Harkat dan Martabat kita berada pada Supremasi Hukum. Dasarnya jelas. Kita Negara yg berlandaskan Hukum .Jika Hukum di negeri ini ( terutama HAM) tidak bisa ditegakan,lantas apa yang menjadi jaminan bahwa untuk kedepannya,rakyat Indonesia akan merasa AMAN ? Besok mungkin salah satu keluarga kita meninggal karena dibunuh atau diculik. Dan saat penyelidikannya mengambang tanpa kejelasan bertahun-tahun,seorang Menteri akan berkata,”LUPAKAN MASA LALU”. Apakah kita bisa menerima akan hal ini? TENTU TIDAK.
Wafatnya HAM
Pernyataan yang dikeluarkan  Menko Polhukam, menjadi tanda bahwa HAM di Indonesia sudah wafat setelah sekian lama ’sekarat’ .Yang sebenarnya HAM di Indonesia tanpa pernah lahir dan hidup.  Dan hukum di Indonesia bukanlah suatu ‘kepastian’ meski telah dijamin oleh beribu-beribu pasal dan ayat yang njlimet.Hukum sekarang hanya beruba suatu ‘ harapan’ atau lebih tepatnya ‘keajaiban’.
Mungkin kita harus membuat lelucon dengan dibangunnya sebuah Tugu yang memperingati Wafatnya HAM di Indonesia. Hari wafatnya disamakan ketika Menko Polhukam berkata,”LUPAKAN MASA LALU”. Yaitu tanggal 4 Desember 2014. Jadi kita akan tahu reaksi beliau pada saat melihat Tugu tersebut. Apakah beliau akan tetap berkata,”LUPAKAN MASA LALU?”.

KOMENTAR
            Menurut saya sendiri pada masa pemerintahan bapak jokowi ni memang 1 hal yang sangat harus kita perbaiki yaitu masalah HAM yang ada di Indonesia karena apabila memang HAM di Indonesia di katakana sudah wafat maka Negara kita bias hancur.

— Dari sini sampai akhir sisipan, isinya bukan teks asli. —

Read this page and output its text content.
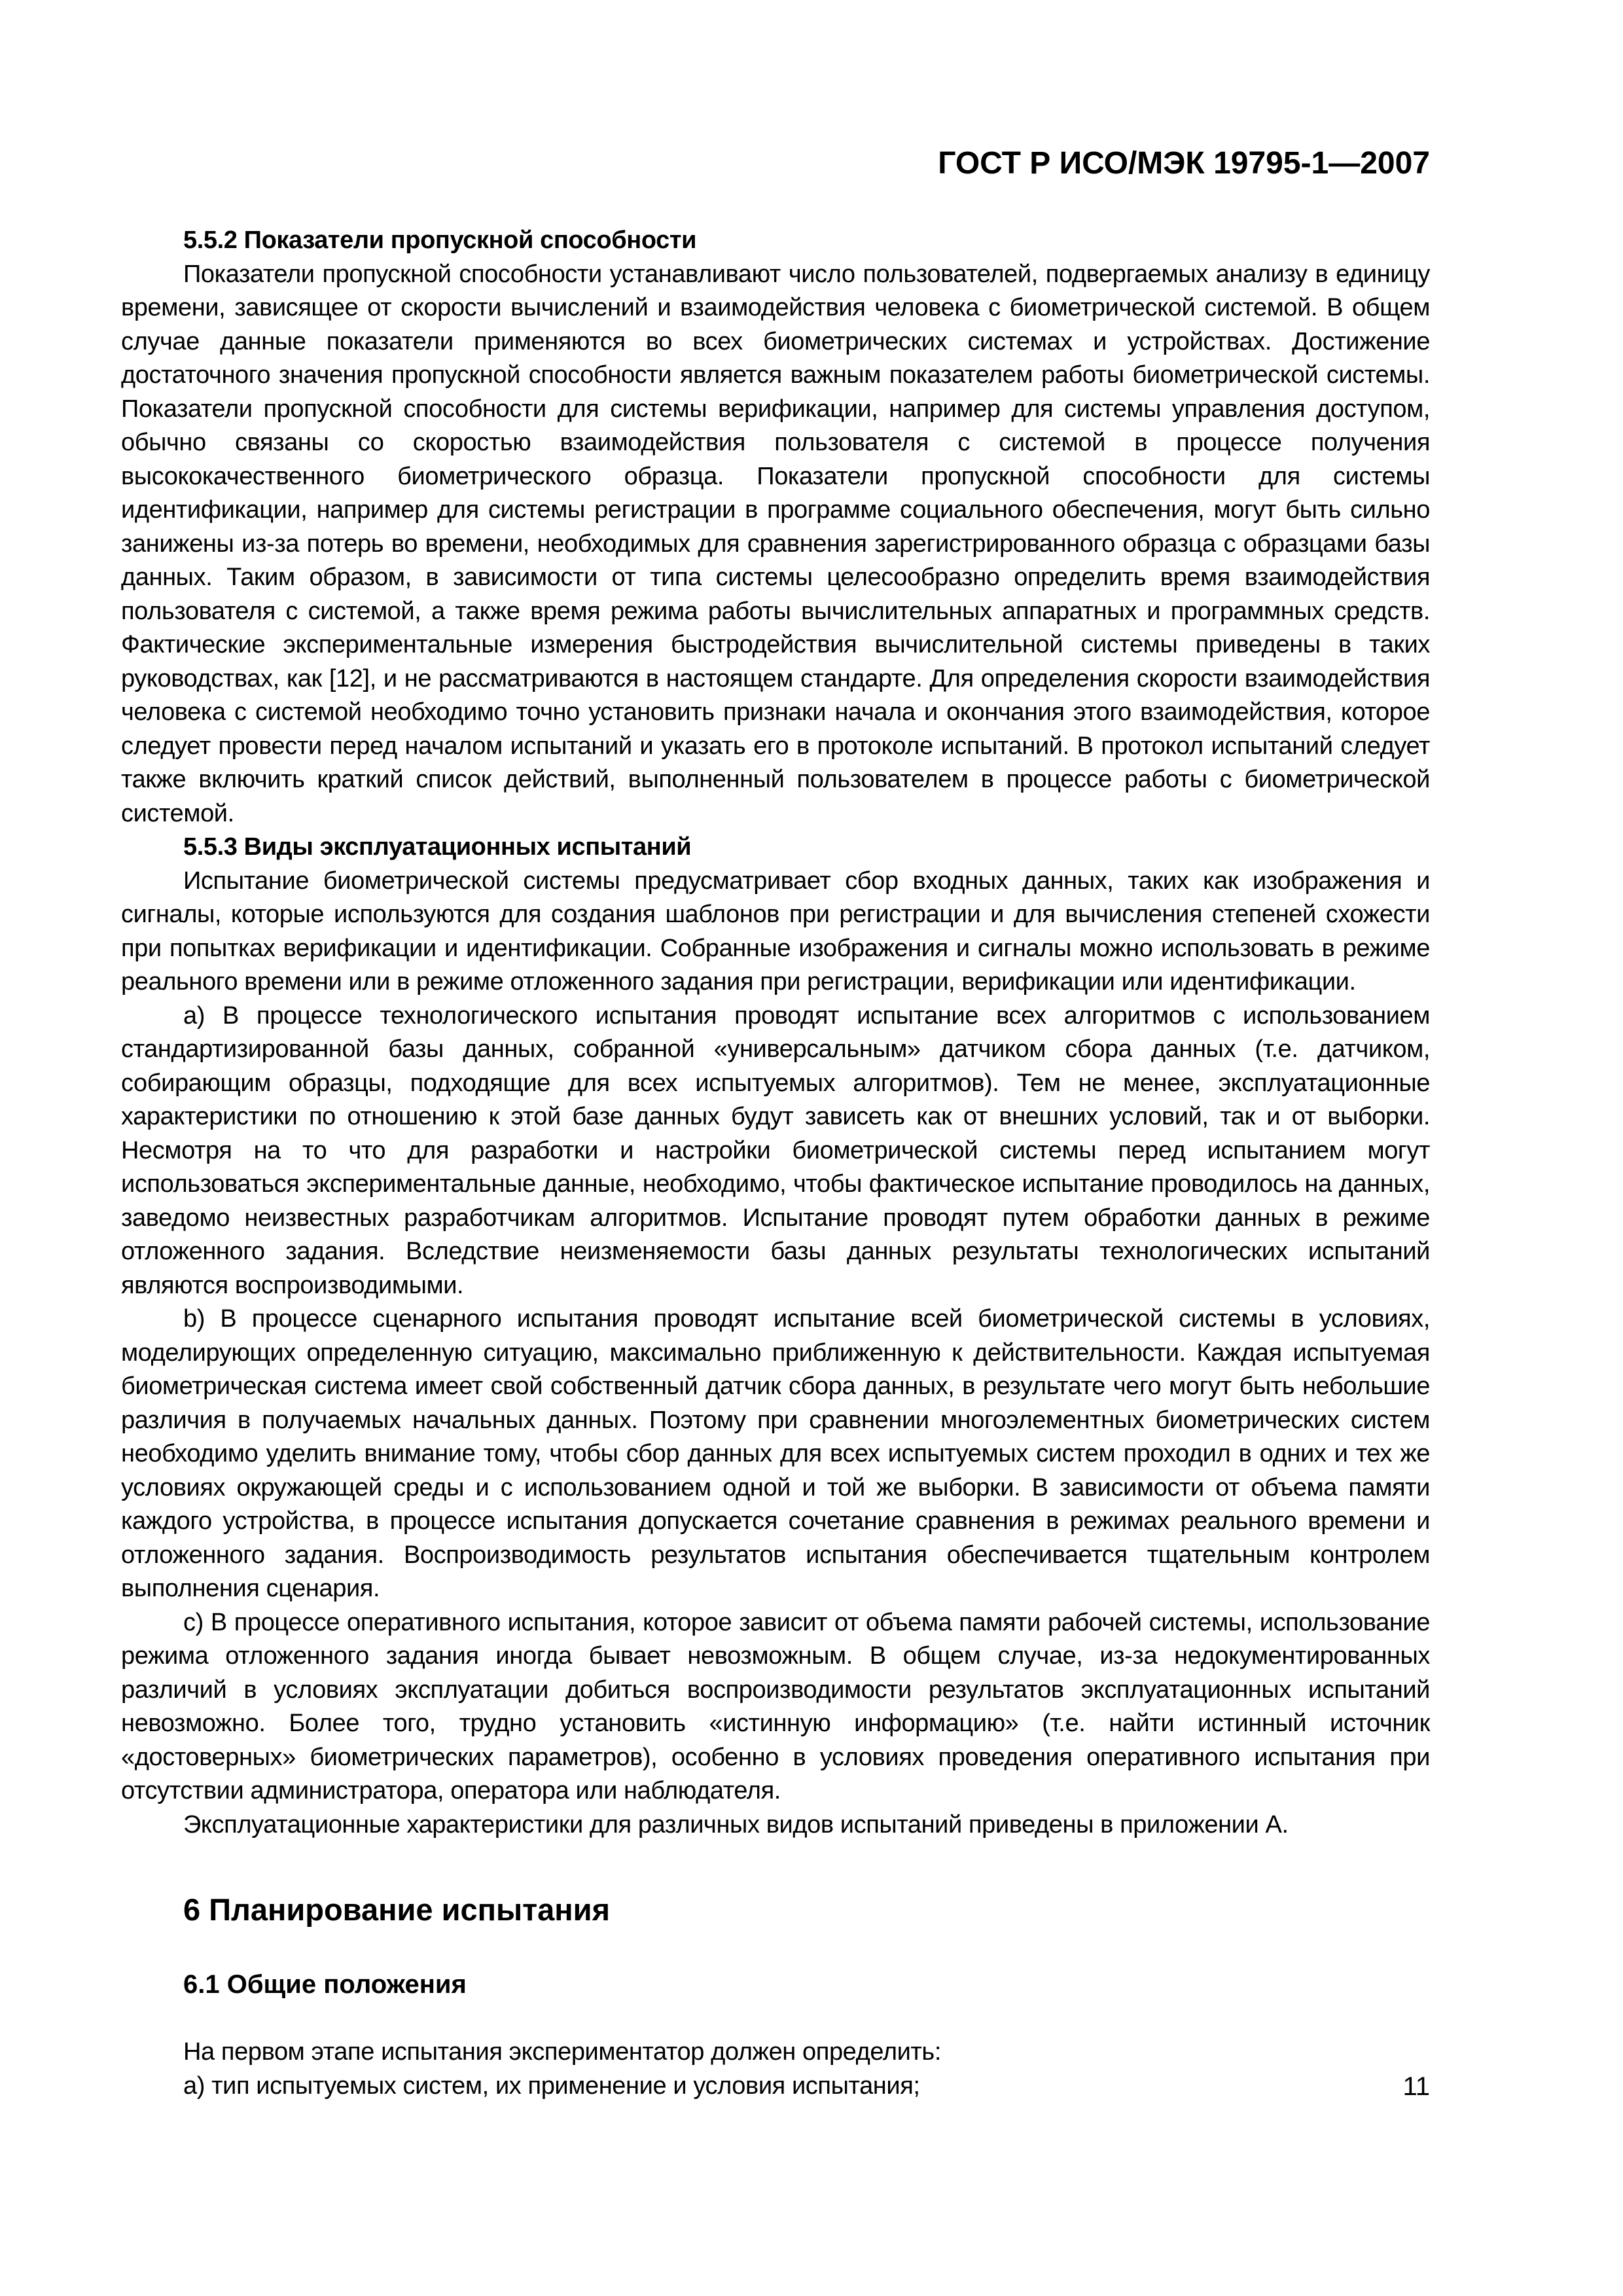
ГОСТ Р ИСО/МЭК 19795-1—2007
5.5.2 Показатели пропускной способности

Показатели пропускной способности устанавливают число пользователей, подвергаемых анализу в единицу времени, зависящее от скорости вычислений и взаимодействия человека с биометрической системой. В общем случае данные показатели применяются во всех биометрических системах и устройствах. Достижение достаточного значения пропускной способности является важным показателем работы биометрической системы. Показатели пропускной способности для системы верификации, например для системы управления доступом, обычно связаны со скоростью взаимодействия пользователя с системой в процессе получения высококачественного биометрического образца. Показатели пропускной способности для системы идентификации, например для системы регистрации в программе социального обеспечения, могут быть сильно занижены из-за потерь во времени, необходимых для сравнения зарегистрированного образца с образцами базы данных. Таким образом, в зависимости от типа системы целесообразно определить время взаимодействия пользователя с системой, а также время режима работы вычислительных аппаратных и программных средств. Фактические экспериментальные измерения быстродействия вычислительной системы приведены в таких руководствах, как [12], и не рассматриваются в настоящем стандарте. Для определения скорости взаимодействия человека с системой необходимо точно установить признаки начала и окончания этого взаимодействия, которое следует провести перед началом испытаний и указать его в протоколе испытаний. В протокол испытаний следует также включить краткий список действий, выполненный пользователем в процессе работы с биометрической системой.

5.5.3 Виды эксплуатационных испытаний

Испытание биометрической системы предусматривает сбор входных данных, таких как изображения и сигналы, которые используются для создания шаблонов при регистрации и для вычисления степеней схожести при попытках верификации и идентификации. Собранные изображения и сигналы можно использовать в режиме реального времени или в режиме отложенного задания при регистрации, верификации или идентификации.

a) В процессе технологического испытания проводят испытание всех алгоритмов с использованием стандартизированной базы данных, собранной «универсальным» датчиком сбора данных (т.е. датчиком, собирающим образцы, подходящие для всех испытуемых алгоритмов). Тем не менее, эксплуатационные характеристики по отношению к этой базе данных будут зависеть как от внешних условий, так и от выборки. Несмотря на то что для разработки и настройки биометрической системы перед испытанием могут использоваться экспериментальные данные, необходимо, чтобы фактическое испытание проводилось на данных, заведомо неизвестных разработчикам алгоритмов. Испытание проводят путем обработки данных в режиме отложенного задания. Вследствие неизменяемости базы данных результаты технологических испытаний являются воспроизводимыми.

b) В процессе сценарного испытания проводят испытание всей биометрической системы в условиях, моделирующих определенную ситуацию, максимально приближенную к действительности. Каждая испытуемая биометрическая система имеет свой собственный датчик сбора данных, в результате чего могут быть небольшие различия в получаемых начальных данных. Поэтому при сравнении многоэлементных биометрических систем необходимо уделить внимание тому, чтобы сбор данных для всех испытуемых систем проходил в одних и тех же условиях окружающей среды и с использованием одной и той же выборки. В зависимости от объема памяти каждого устройства, в процессе испытания допускается сочетание сравнения в режимах реального времени и отложенного задания. Воспроизводимость результатов испытания обеспечивается тщательным контролем выполнения сценария.

c) В процессе оперативного испытания, которое зависит от объема памяти рабочей системы, использование режима отложенного задания иногда бывает невозможным. В общем случае, из-за недокументированных различий в условиях эксплуатации добиться воспроизводимости результатов эксплуатационных испытаний невозможно. Более того, трудно установить «истинную информацию» (т.е. найти истинный источник «достоверных» биометрических параметров), особенно в условиях проведения оперативного испытания при отсутствии администратора, оператора или наблюдателя.

Эксплуатационные характеристики для различных видов испытаний приведены в приложении А.

6 Планирование испытания
6.1 Общие положения

На первом этапе испытания экспериментатор должен определить:

а) тип испытуемых систем, их применение и условия испытания;	11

            Sebaiknya kita sebagai warga Negara Indonesia tidak selalu berpikir yang bersifat negative kepeda pemrinthan bapak jokowi karena yang seharusnya kita lakukan adalah mendorong agar bapak Jokowi dapat menyelesaikan rentetan permasalah HAM yang ada di Indonesia.
            Dan bapak Jokowi juga harus tegas dalam kepastian hokum yang ada di Indonesia agar supaya masyarakat kita juga mendapatkan keadilan hokum yang ada di Negaranya sendiri, agar HAM di Negara kita akan terlahir kembali, dan menurut saya tentang kasus kasus pelanggran ham di masa lalu harus benar benar di selesaikan karena apabila itu tetap di tutup tutupi maka pelanggaran HAM yang selanjutnya akan semakin banyak di sebabkan oleh kebohongan kebohongan di masa sebelumnya.

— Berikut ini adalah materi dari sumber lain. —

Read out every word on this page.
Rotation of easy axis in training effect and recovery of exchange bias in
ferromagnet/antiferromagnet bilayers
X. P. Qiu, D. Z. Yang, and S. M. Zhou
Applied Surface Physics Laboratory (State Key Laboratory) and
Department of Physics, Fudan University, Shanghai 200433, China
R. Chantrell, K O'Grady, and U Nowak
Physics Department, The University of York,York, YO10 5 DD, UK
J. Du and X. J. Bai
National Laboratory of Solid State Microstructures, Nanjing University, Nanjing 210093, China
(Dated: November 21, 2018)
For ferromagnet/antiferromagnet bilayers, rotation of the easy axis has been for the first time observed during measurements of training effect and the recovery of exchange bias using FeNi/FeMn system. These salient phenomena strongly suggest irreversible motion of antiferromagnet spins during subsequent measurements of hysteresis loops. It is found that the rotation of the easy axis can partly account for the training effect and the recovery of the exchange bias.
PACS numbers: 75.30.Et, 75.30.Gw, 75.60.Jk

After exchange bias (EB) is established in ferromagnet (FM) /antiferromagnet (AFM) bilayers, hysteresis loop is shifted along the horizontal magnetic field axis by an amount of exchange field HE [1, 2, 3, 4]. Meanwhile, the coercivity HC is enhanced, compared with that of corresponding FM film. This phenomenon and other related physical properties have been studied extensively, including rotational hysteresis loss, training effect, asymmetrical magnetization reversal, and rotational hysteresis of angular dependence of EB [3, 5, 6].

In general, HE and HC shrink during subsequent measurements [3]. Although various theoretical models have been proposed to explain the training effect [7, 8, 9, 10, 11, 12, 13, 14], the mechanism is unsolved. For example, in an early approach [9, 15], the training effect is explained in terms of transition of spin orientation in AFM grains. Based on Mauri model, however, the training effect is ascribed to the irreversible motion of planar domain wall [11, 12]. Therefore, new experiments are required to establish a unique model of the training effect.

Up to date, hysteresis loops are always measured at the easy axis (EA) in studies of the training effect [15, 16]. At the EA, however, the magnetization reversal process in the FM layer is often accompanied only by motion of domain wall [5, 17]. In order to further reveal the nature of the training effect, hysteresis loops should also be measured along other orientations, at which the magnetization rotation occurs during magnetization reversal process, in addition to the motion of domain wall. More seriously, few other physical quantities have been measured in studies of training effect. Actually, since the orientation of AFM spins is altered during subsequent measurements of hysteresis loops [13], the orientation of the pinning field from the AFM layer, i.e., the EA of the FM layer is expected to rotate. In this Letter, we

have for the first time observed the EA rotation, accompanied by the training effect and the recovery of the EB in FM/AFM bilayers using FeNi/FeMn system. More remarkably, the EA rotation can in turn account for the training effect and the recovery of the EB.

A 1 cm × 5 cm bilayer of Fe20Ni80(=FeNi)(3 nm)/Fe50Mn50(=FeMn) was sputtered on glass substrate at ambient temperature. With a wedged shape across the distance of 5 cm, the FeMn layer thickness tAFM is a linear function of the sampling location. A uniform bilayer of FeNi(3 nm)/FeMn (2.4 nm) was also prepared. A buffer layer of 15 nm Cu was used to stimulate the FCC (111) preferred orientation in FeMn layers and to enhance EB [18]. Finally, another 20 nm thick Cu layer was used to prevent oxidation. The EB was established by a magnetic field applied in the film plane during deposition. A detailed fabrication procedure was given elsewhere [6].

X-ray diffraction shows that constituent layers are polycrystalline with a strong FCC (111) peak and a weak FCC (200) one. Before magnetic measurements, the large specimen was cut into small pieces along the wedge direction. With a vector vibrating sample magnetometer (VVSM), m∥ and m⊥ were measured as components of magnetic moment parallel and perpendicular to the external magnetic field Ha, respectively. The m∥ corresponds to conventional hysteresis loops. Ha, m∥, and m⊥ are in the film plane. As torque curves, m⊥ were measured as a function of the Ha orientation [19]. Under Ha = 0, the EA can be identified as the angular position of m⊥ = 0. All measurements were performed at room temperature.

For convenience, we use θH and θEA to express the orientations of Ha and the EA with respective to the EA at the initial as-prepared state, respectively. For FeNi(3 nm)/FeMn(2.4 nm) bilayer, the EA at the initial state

Jadi bapak Jokowi memang harus sangat tegas dalam mengatasi hal ini dan jangan berusaha untuk melupakan HAM di Indonesia, karena HAM itu merupakan hal yang mutlak harus di miliki suatu Negara, karena apabila HAM itu sendiri di katakana telah wafat maka sama halnya dengan Negara kita sendiri juga sudah dapat di katakana telah wafat, karena apa gunanya suatu Negara tanpa ada hak asasi yang di miliki setiap insane yang ada di dalamnya.
Pemerintahan Jokowi JK harus selalu menegaskan kepada para menteri hokum dan keamanannya untuk segera menangani masalah HAM dan kepastian hokum lainnya, karena, di pemerinthan Jokowi JK ini masih seumur jagung jadi apabila maslah HAM di Indonesia terus ditutupi maka akan menyyebabkan masa pemerintahannya tidak akan lama dan pasti akan terdapat banyak orang yang akan menyesalkan hal ini, karena apabila satu masalah tidak dapat di selesaikan dengan baik, maka akan timbul masalah masalah lain yang bias di katakana jauh lebih basar dari pada masalah ini.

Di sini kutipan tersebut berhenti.